Plenitude é uma palavra cujo significado nos remete a algo que está completo, inteiro, cheio, que atingiu a medida máxima. Eis, pois, um termo que facilmente podemos associar à perfeição.
Ah! se fôssemos perfeitos e a vida idem. Teríamos todas as qualidades e nada teria nenhum defeito. Não haveria em mim nenhum desejo, pois não sofreria de nenhuma falta. Não traria sonhos e nem haveria de tê-los, afinal a perfeição se já atingida é a realização de todos os meus sonhos. Sequer adoraria algum deus, visto sê-lo, nem sobraria espaço interno para amar, pois estaria tão e interminavelmente saciável; e o amor é o alimento que a alma requisita quando tem fome. Não teria, inclusive, consciência do viver, já que a vida me seria perfeita e eu perfeito com ela seríamos um universo indissociável. Não me restaria esperanças nem lembranças, uma vez que o futuro seria tão exato quanto o presente e lá chegando tão igual quanto o passado. Duraria tão pra sempre que jamais idealizaria eternidades. E seria tão eterno e tão sem fim; e tudo seria tão eterno e tão sem fim que deixaria de apreciar a beleza que sempre lá estaria a ponto que perderia a condição de reconhecer o que é belo, pois tudo seria inteiro, contínuo e inacabavelmente belo. Nada caducaria, tudo permaneceria do mesmo jeito e coisa nenhuma haveria de ser transitória. Resignar-me-ia a um tempo que em sua indiferenciação não passaria. Ah! se fôssemos perfeitos e a vida idem seríamos todos imortais, e assim viveríamos a imortalidade do tédio. Pensando melhor, ainda bem que não somos perfeitos e a vida também.
Freud, em seu texto "Sobre a Transitoriedade", escreveu que o valor da transitoriedade é o valor da escassez no tempo e que a limitação da possibilidade de uma fruição eleva o valor dessa fruição. Afirma ele: "uma flor que dura apenas uma noite nem por isso nos parece menos bela". Talvez esteja aí um dos segredos do encantamento frente ao belo. Ele é curto, passageiro e diferente do que não é belo. E é por isto que eu penso e tanto penso. Devo todos meus mais importantes pensamentos à transitoriedade e meus sonhos e desejos à posteridade. E o que me agrada e me faz feliz é breve, então haverei de sorver do efêmero o que ele tem de rapidamente eterno. Ou como dizia Goethe "na plenitude da felicidade cada dia é uma vida inteira".

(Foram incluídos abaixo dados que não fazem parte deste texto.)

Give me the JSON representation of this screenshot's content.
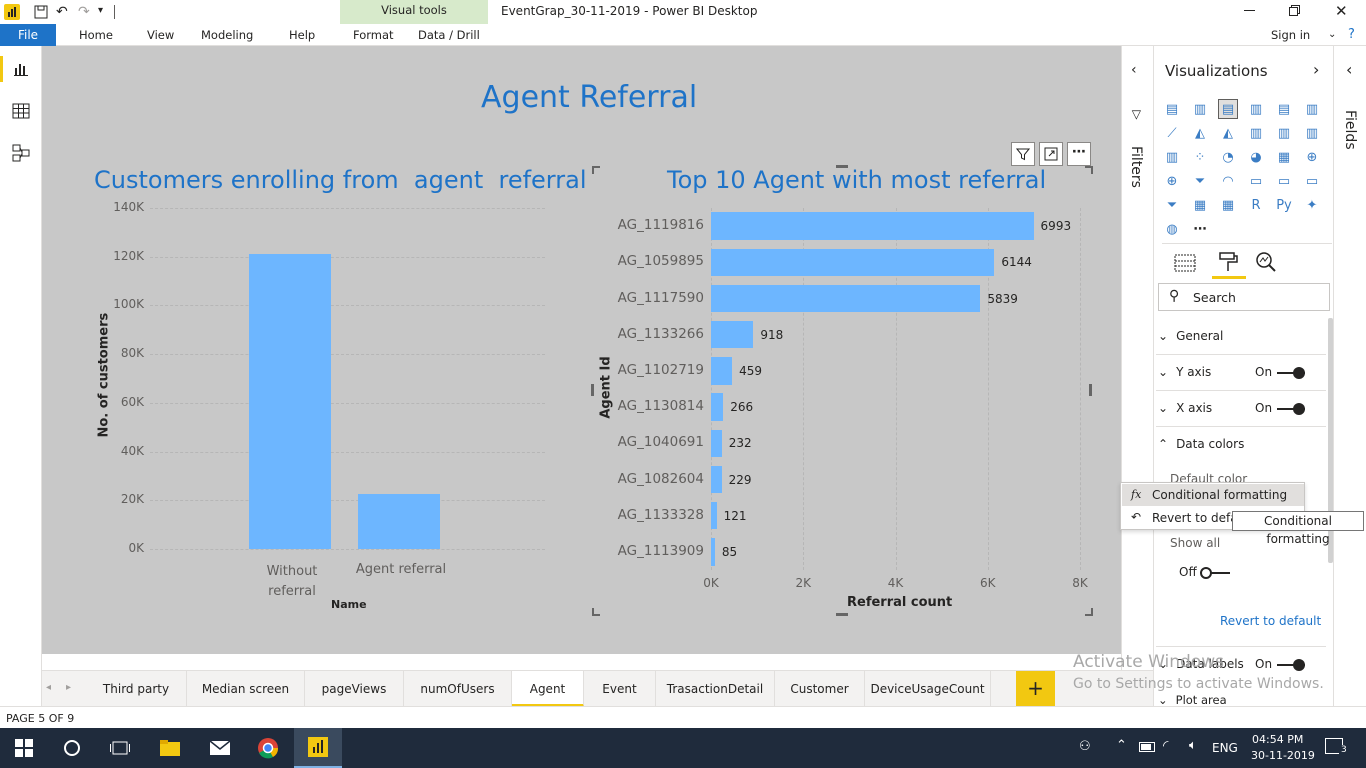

Não é porque não podemos tudo que não podemos muito. E não é porque muita coisa não será realizada que não possamos realizar o que podemos realizar. Devemos procurar o realizável com igual intensidade como se deseja o que é desejável. Cada amanhecer de dia é dia de ser eu e vivê-lo continuamente no aperfeiçoar de mim. Minhas conquistas são feitas de derrotas, e sobre os escombros da perfeição derrotada edifico o melhor de mim para depois melhorá-lo. O céu não é meu limite. Meu limite sou eu mesmo. E se sempre penso grande, começo sempre pequeno. Minha alma, esta sim, é que não é pequena.

"Toda perfeição é um defeito" (Voltaire). O homem perfeito não existe. O que há é o homem possível. Deixemos as promessas aos medíocres, eles vivem de sonhos. Sejamos o sonho que se corporifica, se carnaliza. Sejamos mais e sigamos em frente. Exploremos até os limites a nossa geometria. Façamos da nossa essência uma existência. Jamais nos contentemos com o satisfatório, afinal todos podemos ser melhores e aprimorar o que de melhor somos. Ou como expressava o santificado sacerdote francês São Vicente de Paulo: "a perfeição não consiste na multiplicidade das coisas feitas, mas no fato de serem bem feitas".
Evitemos, portanto, o que escreve Fernando Pessoa na voz melancólica de seu personagem Bernardo Soares ("O Livro do Desassossego"), em seu receio do futuro: "Estarei sossegado numa casa pequena nos arredores de qualquer coisa, fruindo um sossego onde não farei a obra que não faço agora, e buscarei, para a continuar a não ter feito, desculpas diversas daquelas em que hoje me esquivo a mim. Ou estarei internado num asilo de mendicidade, feliz da derrota inteira, misturado com a ralé dos que se julgaram gênios e não foram mais que mendigos com sonhos, junto com a massa anônima dos que não tiveram poder para vencer nem renúncia larga para vencer do avesso".
Por isso entendo que o melhor de mim
está sempre no dia seguinte depois de mim.
Constantemente acordo para o amanhã.